One of the findings associated with remifentanil-induced coughing that attracted our attention is its very rapid onset. Occurrence of coughing was as fast as 5-6 s in 3 patients of Group R4. Coughing occurred prior to completion of the injection of a whole bolus amount of remifentanil. During this short interval, it could not be believed that remifentanil, injected into the vein of the dorsum of the hand or forearm, reached the central nervous system (CNS). Hoffmann et al. reported that ‘arm-to-head time’, the interval between the start of infusion of the echo-contrast agent injected into the antecubital vein and the beginning of signal amplification in the carotid artery, was 14.3 ± 3.0 s (min-max 9.0-22.0 s).(Hoffmann, 2000) Blumgart et al. reported that an active deposit of radium injected into the antecubital vein had been detected in the right chamber of the heart at 2.5- 14.0 s (arm-to-heart time), and pulmonary circulation time was estimated as 5.5 - 17.5 s.(Blumgart, 1927) Therefore, the possibility that remifentanil could have entered the CNS within 5 s is considered to be very low. Rather, it is supposed that remifentanil triggered coughing during pulmonary circulation. These cough-onset data might hold some important clues to a tussive effect via a peripheral acting mechanism. This peripheral tussive mechanism offers certain logic to our multi-stepwise increase regimen. Priming a small bolus amount

of remifentanil that is not sufficient to trigger cough, while passing the pulmonary circulation, eventually enters the systemic circulation and the drug will reach the CNS.

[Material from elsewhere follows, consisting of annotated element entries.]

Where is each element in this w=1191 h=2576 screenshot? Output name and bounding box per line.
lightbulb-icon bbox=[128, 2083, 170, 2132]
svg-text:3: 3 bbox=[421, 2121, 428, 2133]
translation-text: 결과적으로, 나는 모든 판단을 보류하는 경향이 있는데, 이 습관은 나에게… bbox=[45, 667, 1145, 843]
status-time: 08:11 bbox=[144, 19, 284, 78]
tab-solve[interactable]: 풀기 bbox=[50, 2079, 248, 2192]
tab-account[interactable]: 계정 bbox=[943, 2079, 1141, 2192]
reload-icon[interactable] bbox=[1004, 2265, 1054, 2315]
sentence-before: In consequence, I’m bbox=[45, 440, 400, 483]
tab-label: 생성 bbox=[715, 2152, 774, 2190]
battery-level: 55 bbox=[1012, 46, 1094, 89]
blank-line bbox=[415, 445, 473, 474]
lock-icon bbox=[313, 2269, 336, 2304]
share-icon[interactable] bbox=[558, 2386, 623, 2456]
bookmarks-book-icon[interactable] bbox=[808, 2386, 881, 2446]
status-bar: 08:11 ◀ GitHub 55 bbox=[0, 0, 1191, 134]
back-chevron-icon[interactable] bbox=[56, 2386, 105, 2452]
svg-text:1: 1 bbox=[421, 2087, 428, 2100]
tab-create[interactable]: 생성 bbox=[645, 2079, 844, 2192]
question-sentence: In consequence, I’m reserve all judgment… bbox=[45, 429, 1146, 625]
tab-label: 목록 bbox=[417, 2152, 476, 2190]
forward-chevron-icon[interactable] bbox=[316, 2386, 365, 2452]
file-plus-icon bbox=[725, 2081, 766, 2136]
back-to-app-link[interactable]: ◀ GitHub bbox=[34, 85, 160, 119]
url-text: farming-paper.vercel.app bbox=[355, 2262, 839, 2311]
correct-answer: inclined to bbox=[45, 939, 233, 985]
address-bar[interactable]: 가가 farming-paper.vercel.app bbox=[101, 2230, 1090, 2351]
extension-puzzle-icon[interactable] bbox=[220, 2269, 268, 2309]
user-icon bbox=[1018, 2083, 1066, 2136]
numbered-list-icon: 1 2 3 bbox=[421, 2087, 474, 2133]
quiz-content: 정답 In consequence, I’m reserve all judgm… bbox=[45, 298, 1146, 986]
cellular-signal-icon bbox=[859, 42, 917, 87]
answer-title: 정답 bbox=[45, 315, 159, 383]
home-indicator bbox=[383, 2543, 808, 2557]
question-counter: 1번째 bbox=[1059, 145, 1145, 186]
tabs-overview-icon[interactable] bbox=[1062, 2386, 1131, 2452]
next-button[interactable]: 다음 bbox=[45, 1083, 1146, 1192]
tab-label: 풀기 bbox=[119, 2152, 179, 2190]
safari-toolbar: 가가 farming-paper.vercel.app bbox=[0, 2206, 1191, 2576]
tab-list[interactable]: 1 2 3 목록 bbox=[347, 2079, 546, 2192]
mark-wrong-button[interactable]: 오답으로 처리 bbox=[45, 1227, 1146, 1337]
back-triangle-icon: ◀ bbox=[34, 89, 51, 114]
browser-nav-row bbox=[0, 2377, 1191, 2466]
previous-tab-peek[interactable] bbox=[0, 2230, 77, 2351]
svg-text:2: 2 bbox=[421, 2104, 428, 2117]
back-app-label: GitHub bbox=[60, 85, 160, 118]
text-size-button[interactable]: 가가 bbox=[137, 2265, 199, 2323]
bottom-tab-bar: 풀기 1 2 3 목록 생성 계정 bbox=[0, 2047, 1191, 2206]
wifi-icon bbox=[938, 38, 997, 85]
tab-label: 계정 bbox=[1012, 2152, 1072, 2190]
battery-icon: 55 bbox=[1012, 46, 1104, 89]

Thereafter, if only the Ceff of the CNS increases up to a level sufficient for inhibition of cough, coughing will never occur, even though the infusion of a large amount of remifentanil follows.

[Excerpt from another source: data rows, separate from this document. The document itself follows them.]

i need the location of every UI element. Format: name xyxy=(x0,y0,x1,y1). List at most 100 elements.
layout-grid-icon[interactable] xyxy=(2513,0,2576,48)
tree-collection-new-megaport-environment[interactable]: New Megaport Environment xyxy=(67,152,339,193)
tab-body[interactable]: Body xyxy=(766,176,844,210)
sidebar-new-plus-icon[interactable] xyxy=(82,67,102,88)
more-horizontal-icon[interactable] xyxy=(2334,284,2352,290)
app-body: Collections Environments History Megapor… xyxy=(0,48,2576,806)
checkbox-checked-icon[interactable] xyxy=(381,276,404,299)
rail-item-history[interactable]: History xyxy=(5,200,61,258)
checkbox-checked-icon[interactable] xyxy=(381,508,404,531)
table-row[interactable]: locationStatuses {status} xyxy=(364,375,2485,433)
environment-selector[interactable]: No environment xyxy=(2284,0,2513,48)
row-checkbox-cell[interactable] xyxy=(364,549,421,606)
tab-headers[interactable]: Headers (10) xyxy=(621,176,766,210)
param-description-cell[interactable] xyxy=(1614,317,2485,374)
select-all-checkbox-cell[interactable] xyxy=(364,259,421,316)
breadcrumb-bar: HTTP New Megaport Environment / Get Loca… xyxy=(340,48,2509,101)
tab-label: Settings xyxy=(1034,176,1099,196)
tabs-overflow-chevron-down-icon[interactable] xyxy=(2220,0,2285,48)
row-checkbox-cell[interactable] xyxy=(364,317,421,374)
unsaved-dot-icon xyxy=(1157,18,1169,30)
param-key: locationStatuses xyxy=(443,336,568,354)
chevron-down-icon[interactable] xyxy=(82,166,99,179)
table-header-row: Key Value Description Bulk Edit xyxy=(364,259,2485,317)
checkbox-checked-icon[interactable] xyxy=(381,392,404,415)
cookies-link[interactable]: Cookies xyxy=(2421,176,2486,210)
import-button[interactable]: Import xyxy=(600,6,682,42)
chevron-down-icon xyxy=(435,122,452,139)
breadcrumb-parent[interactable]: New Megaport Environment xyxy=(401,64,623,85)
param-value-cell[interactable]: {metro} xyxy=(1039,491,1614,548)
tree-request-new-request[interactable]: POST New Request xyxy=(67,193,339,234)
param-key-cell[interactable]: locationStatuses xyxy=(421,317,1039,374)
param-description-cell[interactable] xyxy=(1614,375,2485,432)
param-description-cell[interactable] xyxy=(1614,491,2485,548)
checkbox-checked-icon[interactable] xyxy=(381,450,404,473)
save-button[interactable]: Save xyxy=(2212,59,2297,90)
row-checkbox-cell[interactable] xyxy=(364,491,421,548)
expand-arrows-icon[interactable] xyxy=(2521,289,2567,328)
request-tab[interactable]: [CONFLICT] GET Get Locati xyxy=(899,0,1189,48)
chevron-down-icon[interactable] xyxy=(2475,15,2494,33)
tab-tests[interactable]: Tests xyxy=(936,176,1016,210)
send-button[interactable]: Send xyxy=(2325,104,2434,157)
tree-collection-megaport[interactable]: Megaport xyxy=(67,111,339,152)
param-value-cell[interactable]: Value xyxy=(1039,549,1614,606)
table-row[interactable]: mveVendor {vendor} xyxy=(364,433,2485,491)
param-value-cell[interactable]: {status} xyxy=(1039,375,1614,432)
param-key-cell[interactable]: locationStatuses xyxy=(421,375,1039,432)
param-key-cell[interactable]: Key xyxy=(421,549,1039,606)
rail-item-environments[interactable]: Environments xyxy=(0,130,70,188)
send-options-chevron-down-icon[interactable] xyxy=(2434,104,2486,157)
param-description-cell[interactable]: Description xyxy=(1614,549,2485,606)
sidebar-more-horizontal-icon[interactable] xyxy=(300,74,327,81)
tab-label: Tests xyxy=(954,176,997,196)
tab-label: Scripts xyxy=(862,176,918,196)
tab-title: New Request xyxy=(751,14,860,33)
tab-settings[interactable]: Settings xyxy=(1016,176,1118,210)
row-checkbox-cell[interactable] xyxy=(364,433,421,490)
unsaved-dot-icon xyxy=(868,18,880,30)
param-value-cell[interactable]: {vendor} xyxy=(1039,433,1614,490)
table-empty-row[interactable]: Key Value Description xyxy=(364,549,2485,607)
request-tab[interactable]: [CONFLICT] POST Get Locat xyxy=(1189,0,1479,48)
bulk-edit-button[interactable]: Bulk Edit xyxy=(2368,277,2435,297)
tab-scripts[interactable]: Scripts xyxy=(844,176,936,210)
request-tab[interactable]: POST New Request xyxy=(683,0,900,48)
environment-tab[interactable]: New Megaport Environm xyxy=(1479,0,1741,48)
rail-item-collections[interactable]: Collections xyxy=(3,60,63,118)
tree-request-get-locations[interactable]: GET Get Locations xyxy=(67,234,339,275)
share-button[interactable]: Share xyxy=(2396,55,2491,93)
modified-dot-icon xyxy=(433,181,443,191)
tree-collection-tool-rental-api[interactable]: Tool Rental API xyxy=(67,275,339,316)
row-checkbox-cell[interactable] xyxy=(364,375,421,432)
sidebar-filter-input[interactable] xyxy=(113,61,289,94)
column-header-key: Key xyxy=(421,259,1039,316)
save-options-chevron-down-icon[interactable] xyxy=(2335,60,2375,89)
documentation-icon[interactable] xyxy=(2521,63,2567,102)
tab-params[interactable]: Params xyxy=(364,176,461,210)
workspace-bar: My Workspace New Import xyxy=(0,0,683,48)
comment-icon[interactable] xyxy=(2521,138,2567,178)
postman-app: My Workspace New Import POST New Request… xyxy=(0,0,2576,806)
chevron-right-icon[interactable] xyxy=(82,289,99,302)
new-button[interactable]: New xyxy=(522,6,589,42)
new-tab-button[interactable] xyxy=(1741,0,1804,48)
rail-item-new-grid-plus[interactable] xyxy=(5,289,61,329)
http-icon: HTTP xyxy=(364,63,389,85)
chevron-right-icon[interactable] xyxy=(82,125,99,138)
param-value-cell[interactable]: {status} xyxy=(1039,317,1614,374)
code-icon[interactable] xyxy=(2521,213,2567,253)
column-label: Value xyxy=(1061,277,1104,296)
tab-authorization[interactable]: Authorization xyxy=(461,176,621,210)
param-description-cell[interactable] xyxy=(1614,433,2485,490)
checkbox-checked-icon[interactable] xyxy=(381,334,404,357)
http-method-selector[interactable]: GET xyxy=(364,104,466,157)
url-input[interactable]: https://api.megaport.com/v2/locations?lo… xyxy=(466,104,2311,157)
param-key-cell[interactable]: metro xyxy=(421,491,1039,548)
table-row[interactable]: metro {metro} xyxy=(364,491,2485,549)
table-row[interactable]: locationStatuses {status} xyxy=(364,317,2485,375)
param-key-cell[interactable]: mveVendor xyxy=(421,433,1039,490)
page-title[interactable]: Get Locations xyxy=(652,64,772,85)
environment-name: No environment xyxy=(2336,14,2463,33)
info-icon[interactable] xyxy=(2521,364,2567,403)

Several caveats require discussion here. First, we must consider the large variation of remifentanil concentration in the body during the initial rapidly mixing period immediately after injection into the vein.(Egan, 1996) In particular, considering its onset time, the predicted concentrations in the plasma and lung could be much different from the measured concentrations. Prior to entry into the central circulation, remifentanil might be diluted into the volume, which is different from that of the central compartment. Second, the target concentrations of remifentanil of this study were limited only to 1.0, 2.0, and 4.0 ng/ml.

And we considered 2.0 ng/ml of Ceff as an effective antitussive concentration. However, it is not guaranteed for higher targets. Therefore, more attention should be paid when high concentrations of remifentanil are targeted in clinical settings.